Last but not least there are alternate methods to alleviate the environmental costs by being more eco-friendly when doing the laundry, as well as criticizing the unethical behavior of sweatshops through the consumption of secondhand clothing. In American elementary schools children are taught to use the three R’s or to reduce, reuse and recycle. Drennan states “…of the eighty-five percent of clothing dumped into landfills only fifteen is collected and reused”. Thus demonstrating if more people were to buy second-hand clothing then the pollution footprint of clothing would drastically decrease. Moreover, if society second-hand shops more often even if it means buying clothes that were initially made in sweatshops, people are not directly oiling the machine that runs fast-fashion retailers since most thrift stores donate their profits to charities. Secondly taking care of clothes in a more eco-friendly way leads to an extended time in which clothes can be worn. For example, by doing full loads of laundry and hanging clothes to dry, less water is wasted and more clothes are washed. This leads to less pollution of the oceans by microscopic plastic fibers. Moreover, hanging clothes to dry helps to extend the warranty of clothes especially jeans. The matter of the fact is there are more sustainable methods of acquiring clothes without buying from fast-fashion retailers which are overall immoral and unscrupulous.
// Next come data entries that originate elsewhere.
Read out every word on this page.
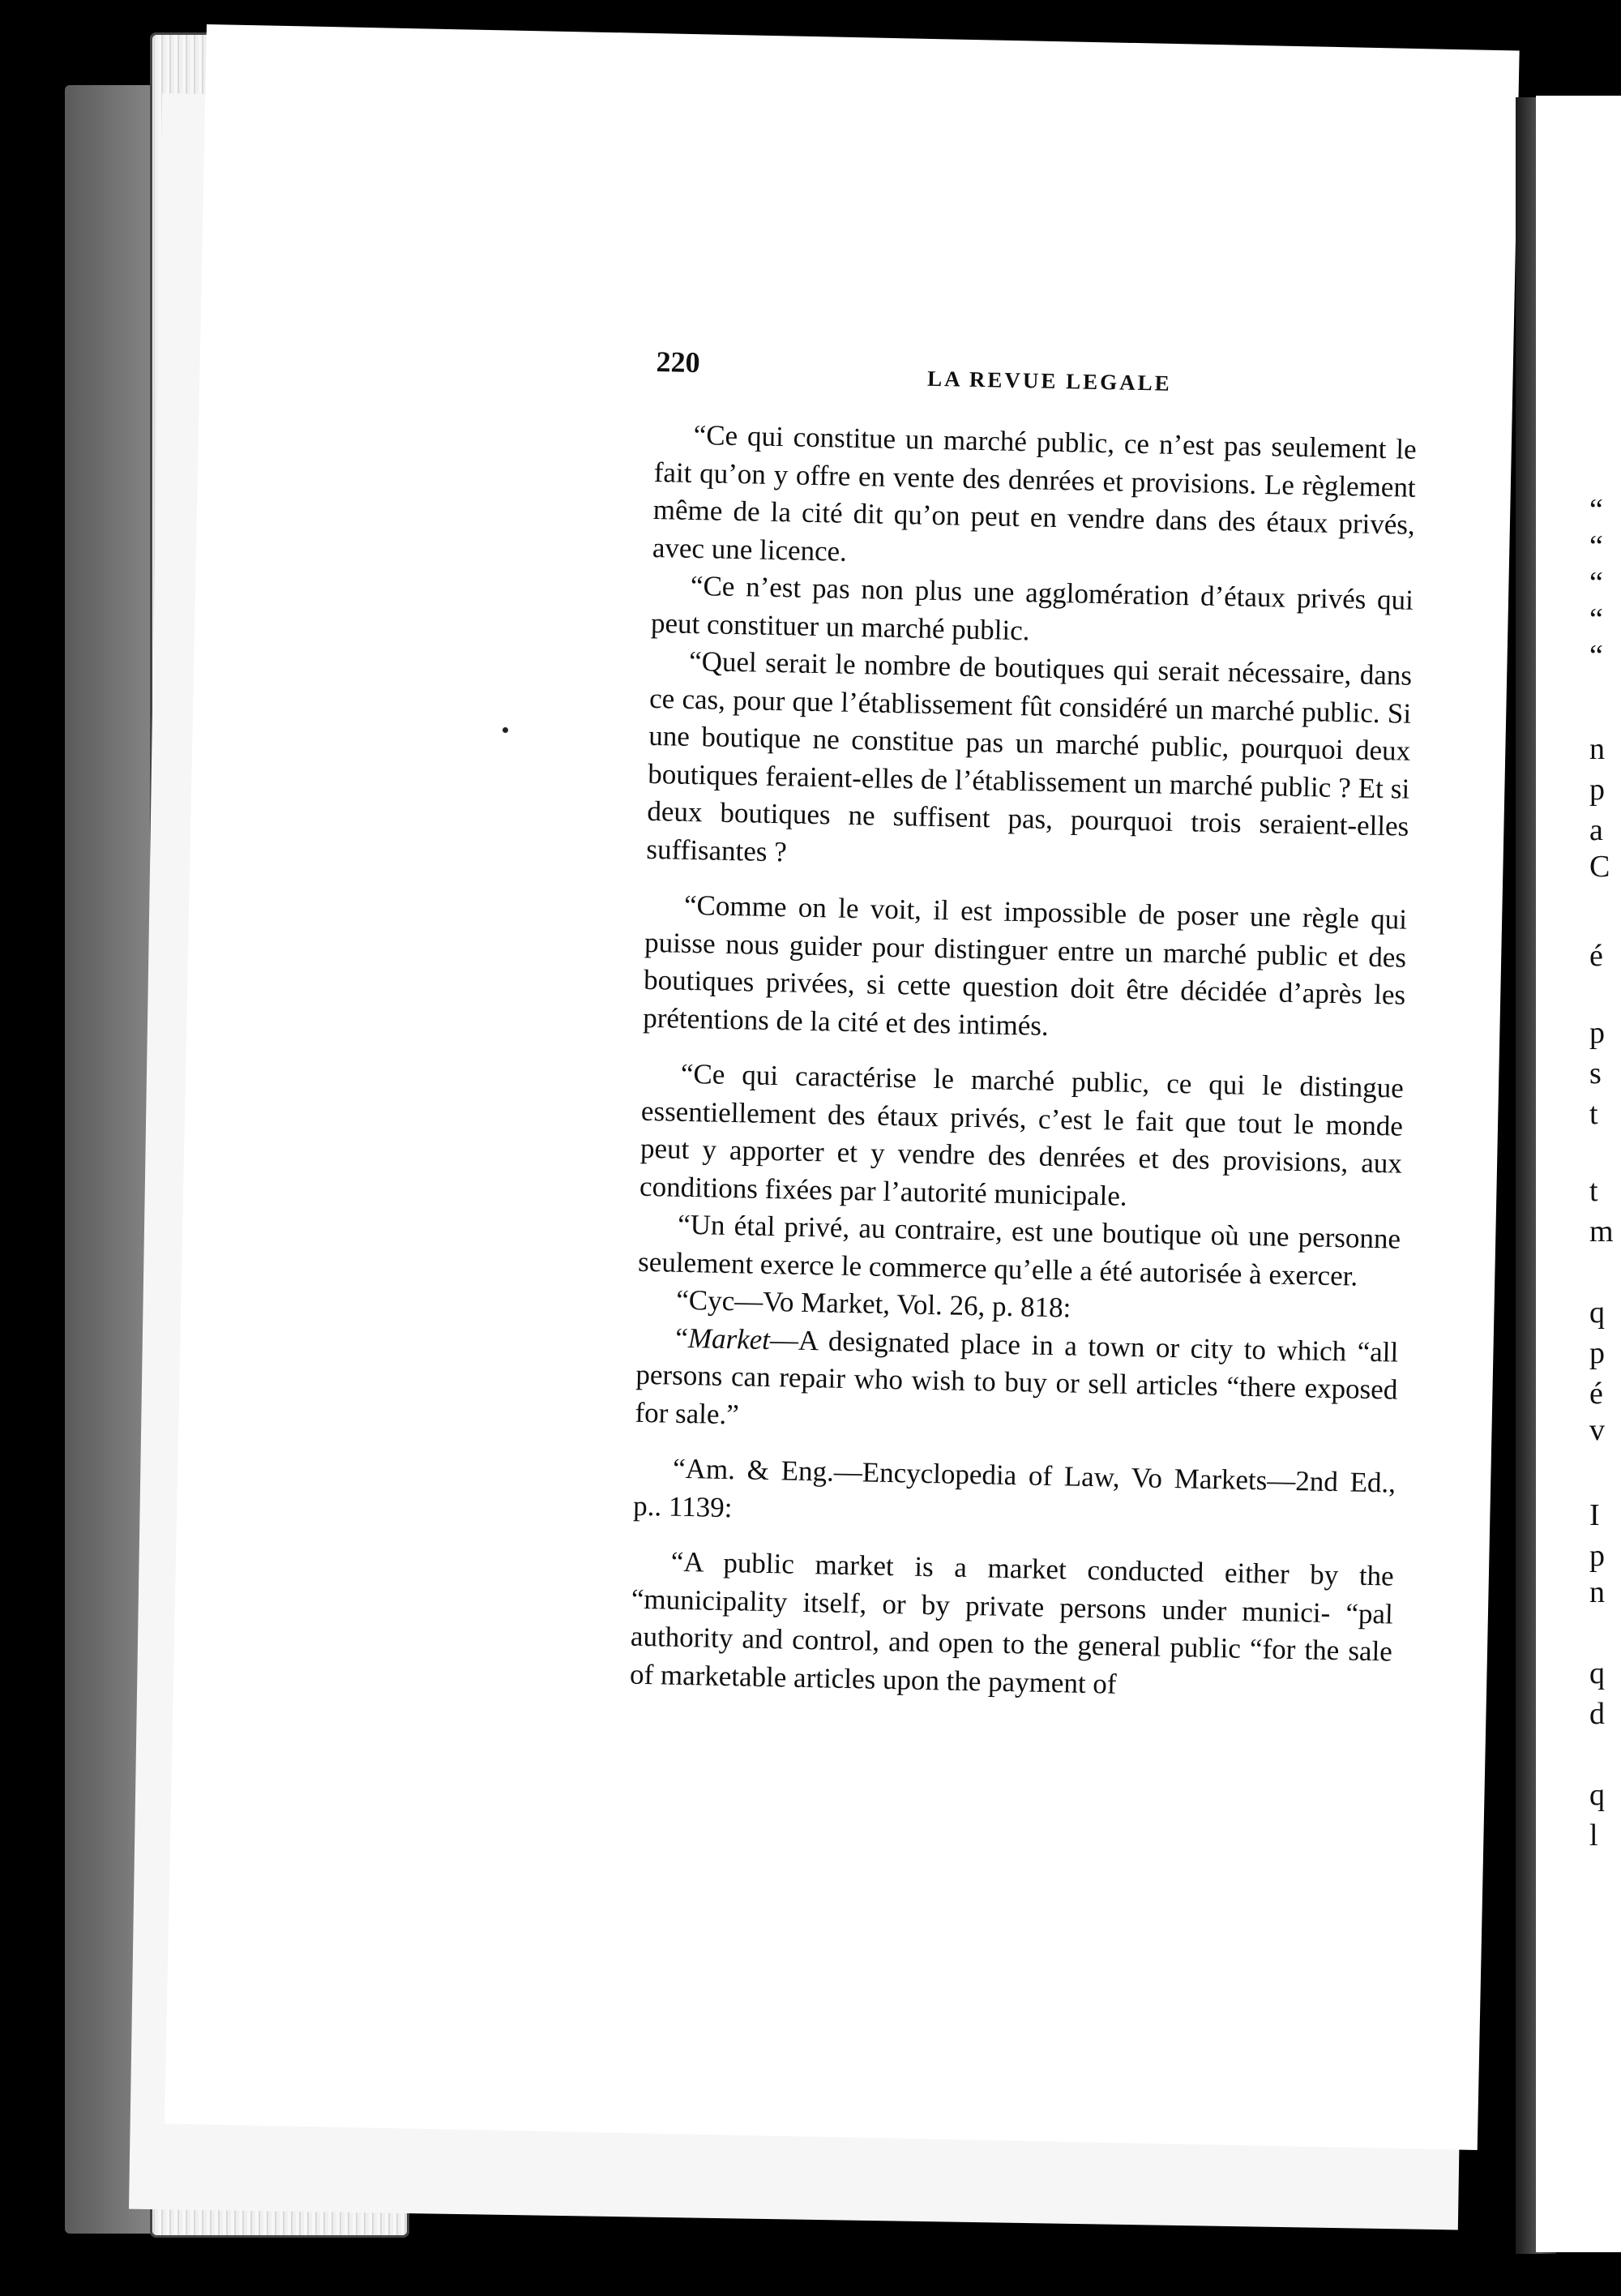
“
“
“
“
“
n
p
a
C
é
p
s
t
t
m
q
p
é
v
I
p
n
q
d
q
l

220

LA REVUE LEGALE

“Ce qui constitue un marché public, ce n’est pas seulement le fait qu’on y offre en vente des denrées et provisions. Le règlement même de la cité dit qu’on peut en vendre dans des étaux privés, avec une licence.

“Ce n’est pas non plus une agglomération d’étaux privés qui peut constituer un marché public.

“Quel serait le nombre de boutiques qui serait nécessaire, dans ce cas, pour que l’établissement fût considéré un marché public. Si une boutique ne constitue pas un marché public, pourquoi deux boutiques feraient-elles de l’établissement un marché public ? Et si deux boutiques ne suffisent pas, pourquoi trois seraient-elles suffisantes ?

“Comme on le voit, il est impossible de poser une règle qui puisse nous guider pour distinguer entre un marché public et des boutiques privées, si cette question doit être décidée d’après les prétentions de la cité et des intimés.

“Ce qui caractérise le marché public, ce qui le distingue essentiellement des étaux privés, c’est le fait que tout le monde peut y apporter et y vendre des denrées et des provisions, aux conditions fixées par l’autorité municipale.

“Un étal privé, au contraire, est une boutique où une personne seulement exerce le commerce qu’elle a été autorisée à exercer.

“Cyc—Vo Market, Vol. 26, p. 818:

“Market—A designated place in a town or city to which “all persons can repair who wish to buy or sell articles “there exposed for sale.”

“Am. & Eng.—Encyclopedia of Law, Vo Markets—2nd Ed., p.. 1139:

“A public market is a market conducted either by the “municipality itself, or by private persons under munici- “pal authority and control, and open to the general public “for the sale of marketable articles upon the payment of
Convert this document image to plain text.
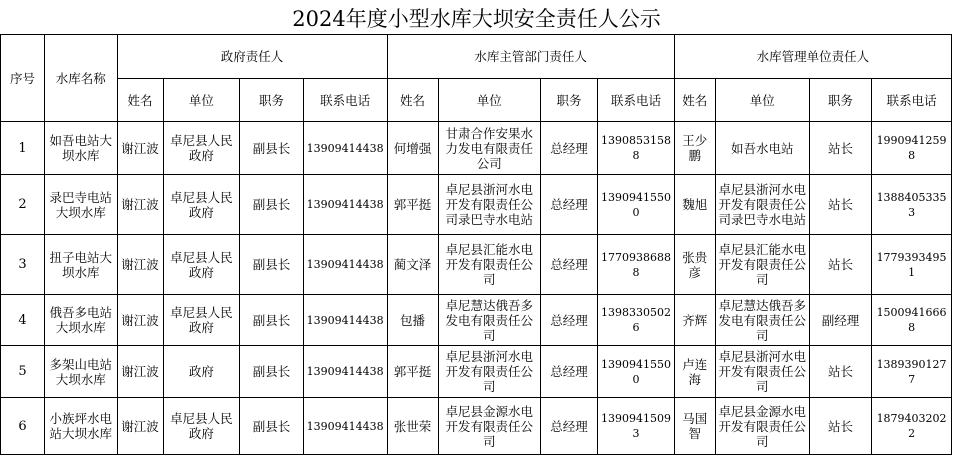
2024年度小型水库大坝安全责任人公示
序号	水库名称	政府责任人				水库主管部门责任人				水库管理单位责任人			
		姓名	单位	职务	联系电话	姓名	单位	职务	联系电话	姓名	单位	职务	联系电话
1	如吾电站大坝水库	谢江波	卓尼县人民政府	副县长	13909414438	何增强	甘肃合作安果水力发电有限责任公司	总经理	13908531588	王少鹏	如吾水电站	站长	19909412598
2	录巴寺电站大坝水库	谢江波	卓尼县人民政府	副县长	13909414438	郭平挺	卓尼县浙河水电开发有限责任公司录巴寺水电站	总经理	13909415500	魏旭	卓尼县浙河水电开发有限责任公司录巴寺水电站	站长	13884053353
3	扭子电站大坝水库	谢江波	卓尼县人民政府	副县长	13909414438	蔺文泽	卓尼县汇能水电开发有限责任公司	总经理	17709386888	张贵彦	卓尼县汇能水电开发有限责任公司	站长	17793934951
4	俄吾多电站大坝水库	谢江波	卓尼县人民政府	副县长	13909414438	包播	卓尼慧达俄吾多发电有限责任公司	总经理	13983305026	齐辉	卓尼慧达俄吾多发电有限责任公司	副经理	15009416668
5	多架山电站大坝水库	谢江波	政府	副县长	13909414438	郭平挺	卓尼县浙河水电开发有限责任公司	总经理	13909415500	卢连海	卓尼县浙河水电开发有限责任公司	站长	13893901277
6	小族坪水电站大坝水库	谢江波	卓尼县人民政府	副县长	13909414438	张世荣	卓尼县金源水电开发有限责任公司	总经理	13909415093	马国智	卓尼县金源水电开发有限责任公司	站长	18794032022
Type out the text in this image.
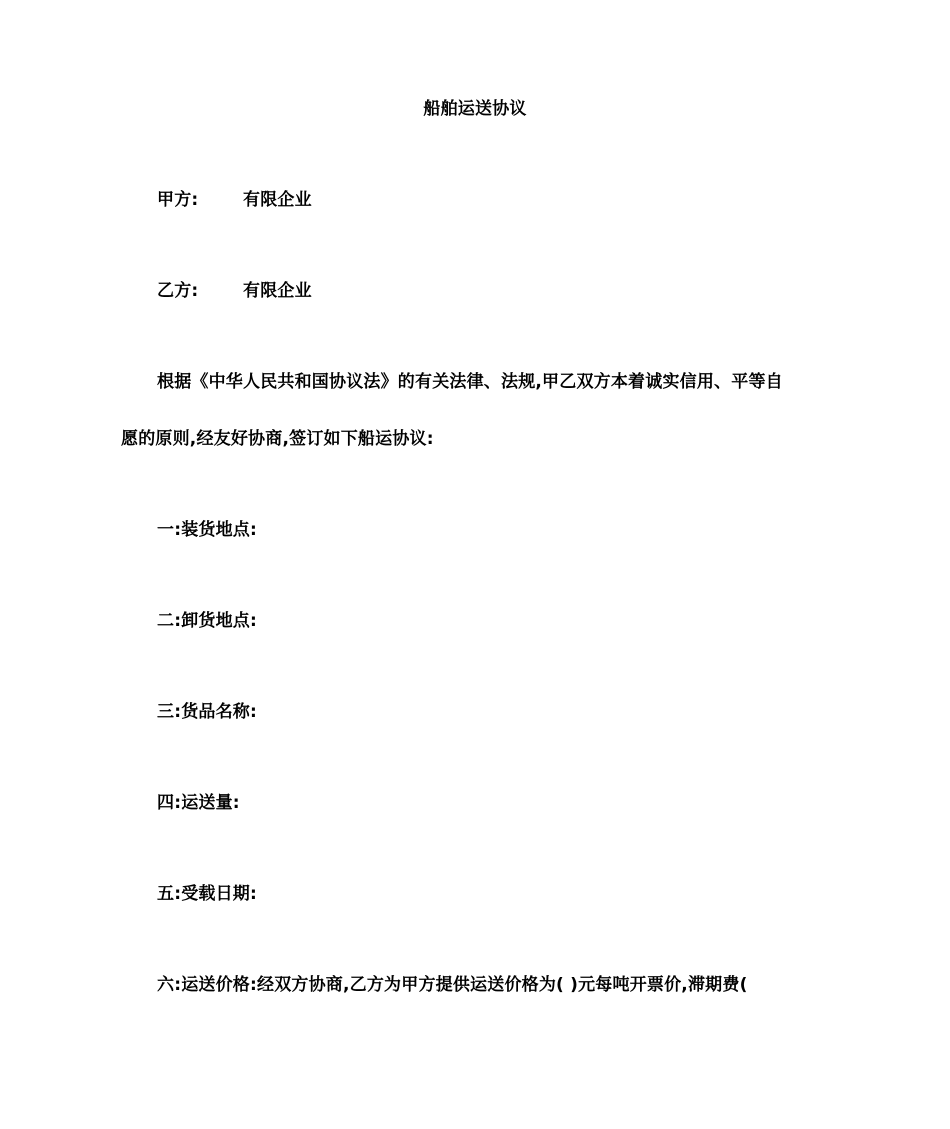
船舶运送协议
甲方:	有限企业
乙方:	有限企业
根据《中华人民共和国协议法》的有关法律、法规,甲乙双方本着诚实信用、平等自
愿的原则,经友好协商,签订如下船运协议:
一:装货地点:
二:卸货地点:
三:货品名称:
四:运送量:
五:受载日期:
六:运送价格:经双方协商,乙方为甲方提供运送价格为( )元每吨开票价,滞期费(
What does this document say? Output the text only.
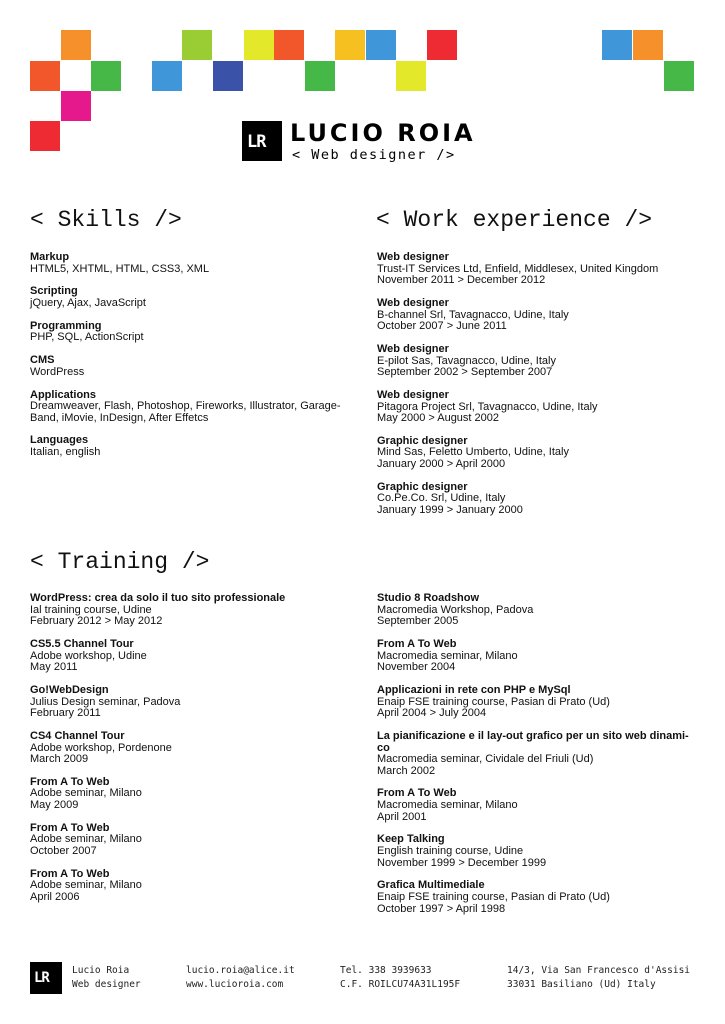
LR LUCIO ROIA
< Web designer />
< Skills />
Markup
HTML5, XHTML, HTML, CSS3, XML
Scripting
jQuery, Ajax, JavaScript
Programming
PHP, SQL, ActionScript
CMS
WordPress
Applications
Dreamweaver, Flash, Photoshop, Fireworks, Illustrator, Garage-
Band, iMovie, InDesign, After Effetcs
Languages
Italian, english
< Work experience />
Web designer
Trust-IT Services Ltd, Enfield, Middlesex, United Kingdom
November 2011 > December 2012
Web designer
B-channel Srl, Tavagnacco, Udine, Italy
October 2007 > June 2011
Web designer
E-pilot Sas, Tavagnacco, Udine, Italy
September 2002 > September 2007
Web designer
Pitagora Project Srl, Tavagnacco, Udine, Italy
May 2000 > August 2002
Graphic designer
Mind Sas, Feletto Umberto, Udine, Italy
January 2000 > April 2000
Graphic designer
Co.Pe.Co. Srl, Udine, Italy
January 1999 > January 2000
< Training />
WordPress: crea da solo il tuo sito professionale
Ial training course, Udine
February 2012 > May 2012
CS5.5 Channel Tour
Adobe workshop, Udine
May 2011
Go!WebDesign
Julius Design seminar, Padova
February 2011
CS4 Channel Tour
Adobe workshop, Pordenone
March 2009
From A To Web
Adobe seminar, Milano
May 2009
From A To Web
Adobe seminar, Milano
October 2007
From A To Web
Adobe seminar, Milano
April 2006
Studio 8 Roadshow
Macromedia Workshop, Padova
September 2005
From A To Web
Macromedia seminar, Milano
November 2004
Applicazioni in rete con PHP e MySql
Enaip FSE training course, Pasian di Prato (Ud)
April 2004 > July 2004
La pianificazione e il lay-out grafico per un sito web dinami-
co
Macromedia seminar, Cividale del Friuli (Ud)
March 2002
From A To Web
Macromedia seminar, Milano
April 2001
Keep Talking
English training course, Udine
November 1999 > December 1999
Grafica Multimediale
Enaip FSE training course, Pasian di Prato (Ud)
October 1997 > April 1998
LR Lucio Roia
Web designer
lucio.roia@alice.it
www.lucioroia.com
Tel. 338 3939633
C.F. ROILCU74A31L195F
14/3, Via San Francesco d'Assisi
33031 Basiliano (Ud) Italy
Affordable and trendy clothes are at the tip of society’s fingers. Computers allow people to shop online at fashion brands like H&M, yet these tycoons are often the cause of millions of people exploited in sweatshops. Although it may be argued fast fashion is a necessity to raise developing countries out of poverty ultimately it is unethical and society should regard it with contempt through the use of other more sustainable alternatives in particular by doing laundry in an ecofriendly way and by shopping at second-hand stores.